Tuesday, 10 August 2010

Sacraments with the Fathers

I picked up this book while at the Assembly in May and read it while on holiday.

Christopher A Hall Worshipping with the Church Fathers, pub IVP.

I obviously didn't read the blurb on the back because when I started I found the book wasn't what I expected or had hoped for. Not that I was disappointed, just surprised.

I guess I had expected a study of worship, both public worship and private patterns of worship as practiced by the church fathers, and found something different. Hall offers three sections: the sacraments, prayer, discipline (by which he means the call to the desert).

In the first section on the sacraments I really struggled to get over the allegorical interpretations of many passages. Sometimes a loaf of bread is just a loaf of bread, not an allegorical reference to the eucharist!

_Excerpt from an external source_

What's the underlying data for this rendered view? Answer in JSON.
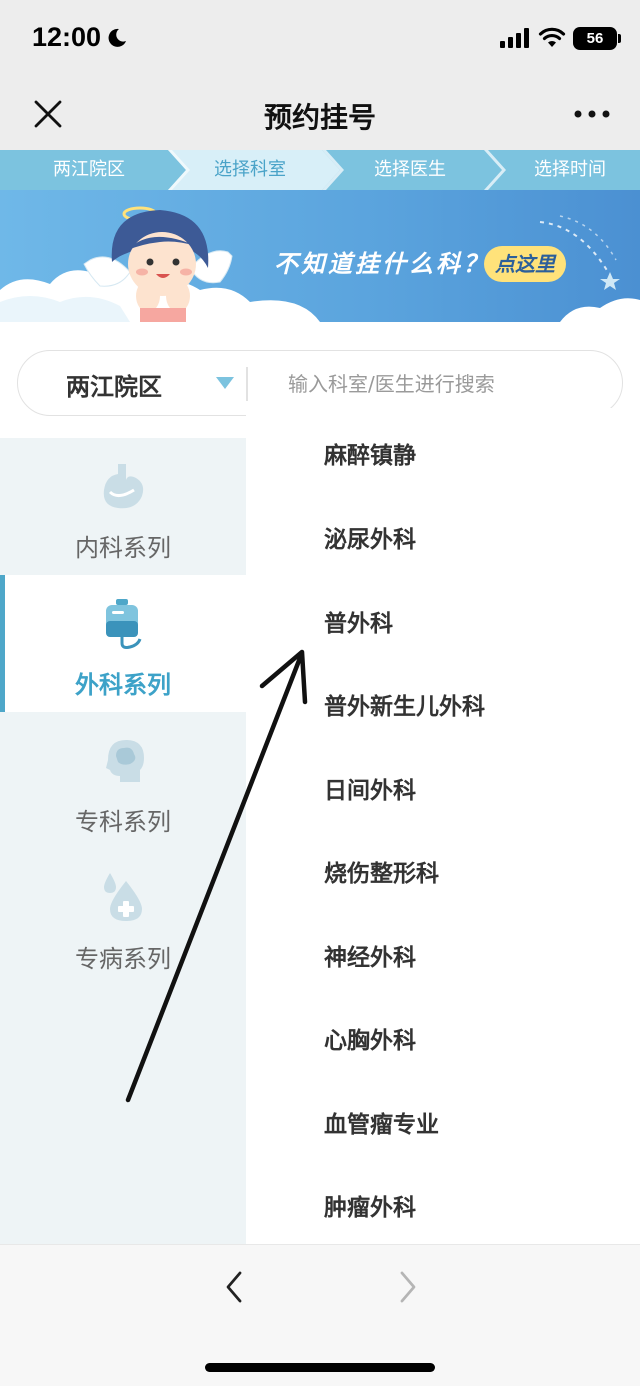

For example, on p. 39 we read of Gregory of Nyssa teaching that "the method of our salvation became effectual not so much as a result of instruction ... as by means of the flesh which [Christ] assumed ... therefore it was necessary that a means shuold be devised by which there should be in what is done by the follower some kinship and likeness to the leader."
So since in human flesh Christ died and was raised, so in baptism our human flesh shares in his death and resurrection. Now, I think this is right, Rom 6:3-4, but the way of getting there feels a bit strange.

On infant baptism and whether an infant will grow into Christian initiation, we are not to withhold baptism but to trust in God - p. 47. Gregory of Nazianzus teaches that infant circumcision is a model for infant baptism, see Col 2.

I found it helpful to read such comments and notice that the father's were answering the same questions we face when engaging in sacramental ministry, either as those leading a congregation or those worshipping in a congregation.

In general a helpful section and good beginning to this book.